The response of Apple that soon all apps would be required to take a solid green signal from the users before they can use their contact data should placate the irate and privacy-sensitive users of iPhone.
Tom Neumayr, an Apple spokesperson, said, “We’re working to make this even better for our customers, and as we have done with location services, any app wishing to access contact data will require explicit user approval in a future software release.”
Immediately after Apple posted this statement, an inquiry from Congress was launched that showed concerns about the issue involving developers of Apple’s operating system iOS.
Congressmen Henry Waxman (D., Calif.) and G.K. Butterfield (D., N.C.) wrote a letter to Apple CEO Tim Cook in which was mentioned, “This incident raises questions about whether Apple’s iOS app developer policies and practices may fall short when it comes to protecting the information of iPhone users and their contacts. How many iOS apps in the U.S. iTunes Store transmit information from the address book? How many of those ask for the user’s consent before transmitting their contacts’ information?”
Apple further said, “Apps that collect or transmit a user’s contact data without their prior permission are in violation of our guidelines. We’re working to make this even better for our customers, and as we have done with location services, any app wishing to access contact data will require explicit user approval in a future software release.”
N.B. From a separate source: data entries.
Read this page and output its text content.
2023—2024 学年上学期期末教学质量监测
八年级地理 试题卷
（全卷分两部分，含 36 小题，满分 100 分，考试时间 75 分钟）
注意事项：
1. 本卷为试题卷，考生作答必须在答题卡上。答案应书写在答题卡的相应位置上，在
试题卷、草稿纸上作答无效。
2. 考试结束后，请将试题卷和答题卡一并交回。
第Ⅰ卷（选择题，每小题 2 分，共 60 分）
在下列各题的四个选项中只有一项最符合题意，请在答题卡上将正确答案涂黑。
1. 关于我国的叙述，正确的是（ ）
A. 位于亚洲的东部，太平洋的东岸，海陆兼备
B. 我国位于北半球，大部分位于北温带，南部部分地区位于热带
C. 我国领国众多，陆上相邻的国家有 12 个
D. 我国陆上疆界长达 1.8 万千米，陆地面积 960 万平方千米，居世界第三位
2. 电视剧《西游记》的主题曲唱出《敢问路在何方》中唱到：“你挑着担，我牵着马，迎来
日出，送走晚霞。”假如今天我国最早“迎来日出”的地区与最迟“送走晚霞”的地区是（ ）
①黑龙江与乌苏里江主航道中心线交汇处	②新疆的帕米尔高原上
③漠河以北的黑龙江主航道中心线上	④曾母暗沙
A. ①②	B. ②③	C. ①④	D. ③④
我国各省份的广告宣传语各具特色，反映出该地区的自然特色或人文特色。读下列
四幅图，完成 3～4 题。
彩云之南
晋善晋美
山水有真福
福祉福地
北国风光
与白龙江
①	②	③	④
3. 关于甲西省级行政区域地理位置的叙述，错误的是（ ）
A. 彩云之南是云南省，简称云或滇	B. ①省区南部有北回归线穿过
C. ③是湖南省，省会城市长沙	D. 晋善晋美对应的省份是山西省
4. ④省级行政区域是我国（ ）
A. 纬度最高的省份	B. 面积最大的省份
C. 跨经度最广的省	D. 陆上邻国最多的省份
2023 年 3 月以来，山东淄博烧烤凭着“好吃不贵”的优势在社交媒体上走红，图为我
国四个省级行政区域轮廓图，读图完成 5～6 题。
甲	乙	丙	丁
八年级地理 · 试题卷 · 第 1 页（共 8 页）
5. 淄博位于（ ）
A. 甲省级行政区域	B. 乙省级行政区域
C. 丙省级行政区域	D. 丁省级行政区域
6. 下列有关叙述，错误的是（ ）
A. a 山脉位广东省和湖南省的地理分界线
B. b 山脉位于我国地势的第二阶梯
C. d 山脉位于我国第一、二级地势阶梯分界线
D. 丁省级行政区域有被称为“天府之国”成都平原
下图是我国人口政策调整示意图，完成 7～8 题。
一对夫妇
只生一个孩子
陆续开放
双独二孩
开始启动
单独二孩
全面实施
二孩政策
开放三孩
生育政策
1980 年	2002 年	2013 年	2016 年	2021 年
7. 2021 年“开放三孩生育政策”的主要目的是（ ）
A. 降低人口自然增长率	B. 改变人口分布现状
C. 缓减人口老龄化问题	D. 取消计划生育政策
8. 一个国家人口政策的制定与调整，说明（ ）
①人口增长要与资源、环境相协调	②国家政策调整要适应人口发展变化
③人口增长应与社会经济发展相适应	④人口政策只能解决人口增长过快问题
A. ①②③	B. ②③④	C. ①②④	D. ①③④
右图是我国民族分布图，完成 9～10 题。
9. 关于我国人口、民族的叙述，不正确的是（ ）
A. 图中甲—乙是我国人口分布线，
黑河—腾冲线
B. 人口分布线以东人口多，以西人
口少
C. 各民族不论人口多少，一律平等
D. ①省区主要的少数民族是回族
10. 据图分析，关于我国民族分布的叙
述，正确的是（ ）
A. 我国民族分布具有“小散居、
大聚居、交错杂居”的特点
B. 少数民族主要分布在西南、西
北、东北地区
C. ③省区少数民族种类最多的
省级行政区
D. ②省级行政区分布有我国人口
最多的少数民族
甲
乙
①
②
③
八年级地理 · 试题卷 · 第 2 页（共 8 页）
The Congressmen wrote the letter when a social-networking app called Path was found by a Singaporean developer to be uploading its contacts’ names and phone numbers onto Path’s servers. This stirred an uproar over privacy issues and many apps of iPhone were scrutinized. It was then found that apps like Facebook, Twitter, Foursquare and Foodspotting regularly uploaded user data without the user’s permission.
This is the first time that Apple has come under such strict spotlight and criticism over security issues. The Congressmen also cited the Path instance in their letter, stating that this issue “raises questions about whether Apple’s iOS app developer policies and practices may fall short when it comes to protecting the information of iPhone users and their contacts.”
The letter also mentioned the finding of an independent blogger named Dustin Curtis.
Curtis had written in his blog that “there’s a quiet understanding among many iOS app developers that it is acceptable to send a user’s entire address book, without their permission to remote servers and then store it for future reference.” He also wrote that he was unable to “think of a rational reason for why Apple has not placed any protections on Address Book in iOS.”